Diskusi tersebut menunjukkan para pejabat bank sentral AS siap untuk menaikkan suku bunga secara berturut-turut pada pertemuan kebijakan selanjutnya, yang terjadi kira-kira setiap enam minggu, sesuatu yang belum pernah mereka lakukan sejak 2006.

Hal ini bisa mengatur serangkaian kenaikan suku bunga pada bulan Maret, Mei dan Juni.

"Ini akan menjadi tahun di mana kita terus menjauh dari kebijakan moneter yang sangat akomodatif yang kita terapkan untuk menghadapi dampak ekonomi dari pandemi," kata pimpinan The Fed Jerome Powell pada konferensi pers setelah pertemuan terakhir bulan lalu.

Risalah juga menunjukkan para pejabat melanjutkan pertimbangan mereka tentang seberapa agresif kebijakan untuk mengecilkan portofolio aset US$ 9 triliun mereka, tetapi tidak memberikan banyak petunjuk baru tentang bagaimana hal itu mungkin terjadi akhir tahun ini.

Langkah tersebut merupakan cara lain bagi The Fed untuk memperketat kondisi keuangan guna mendinginkan perekonomian.

Pejabat The Fed bulan lalu setuju untuk menghentikan program stimulus pembelian obligasi era pandemi pada awal Maret.

Risalah juga menunjukkan pejabat The Fed puas bulan lalu dengan bagaimana pasar keuangan menafsirkan sinyal potensi kenaikan suku bunga.
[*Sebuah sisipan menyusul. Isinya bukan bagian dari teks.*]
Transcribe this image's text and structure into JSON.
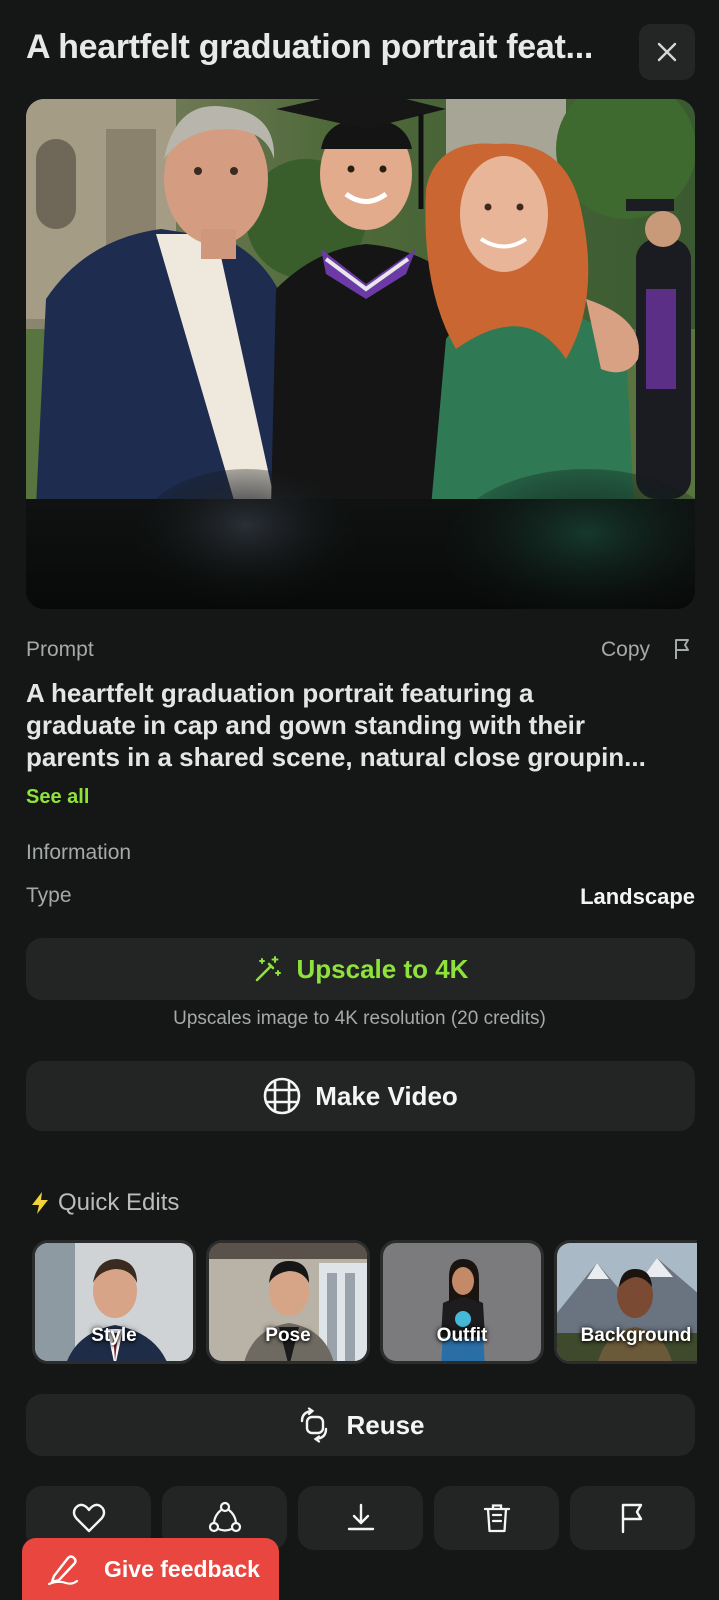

Tetapi perdebatan The Fed tentang seberapa cepat menaikkan suku bunga telah meningkat karena beberapa data baru telah dirilis sejak saat itu.

Departemen Tenaga Kerja awal bulan ini melaporkan kenaikan pekerjaan yang sangat besar pada Januari meskipun ada lonjakan infeksi karena varian Omicron. Pekan lalu, Departemen Tenaga Kerja juga melaporkan bahwa inflasi di bulan Januari naik ke level tertinggi selama empat dekade.

Dan pada hari Rabu, Departemen Perdagangan melaporkan bahwa penjualan ritel, ukuran pengeluaran di toko, online dan di restoran, naik 3,8% yang disesuaikan secara musiman pada Januari dari bulan sebelumnya, kenaikan bulanan terkuat sejak Maret lalu.

Hingga pertemuan kebijakan the Fed berikutnya, 15-16 Maret, diskusi masih terus berlangsung dengan beberapa pejabat mendukung kenaikan dimulai dengan peningkatan setengah poin persentase (0,5%) atau lebih besar daripada langkah standar seperempat poin persentase (0,25%).

The Fed belum menaikkan suku bunga secara agresif sebanyak setengah poin persentase sejak tahun 2000.

Pada hari Senin, Presiden Fed St. Louis James Bullard menyarankan dalam sebuah wawancara di CNBC bahwa peningkatan yang lebih besar mungkin diperlukan.

Risalah tersebut tidak secara langsung menyebutkan kemungkinan seperti itu tetapi mengatakan para pejabat "terus menekankan bahwa menjaga fleksibilitas untuk menerapkan penyesuaian kebijakan yang tepat berdasarkan pertimbangan manajemen risiko harus menjadi prinsip utama dalam melakukan kebijakan di lingkungan yang sangat tidak pasti saat ini."

Pejabat harus menyeimbangkan apakah kenaikan suku bunga di muka yang lebih besar akan memberi mereka fleksibilitas yang lebih besar untuk memperlambat kenaikan suku bunga akhir tahun ini jika inflasi menurun dibandingkan dengan potensi risiko memicu timbulnya ekspektasi pasar akan pergerakan yang lebih besar dan berpotensi lebih mengganggu.

Beberapa pejabat khawatir bahwa "penyelarasan besar-besaran harga aset dapat berkontribusi pada penurunan di masa depan," kata risalah tersebut.

Pejabat lain mengatakan risiko pergeseran tiba-tiba dalam sentimen pasar karena perubahan dalam pandangan The Fed "dapat dikurangi melalui komunikasi yang jelas dan efektif dari penilaian komite tentang ... jalur yang tepat untuk kebijakan moneter," kata risalah tersebut.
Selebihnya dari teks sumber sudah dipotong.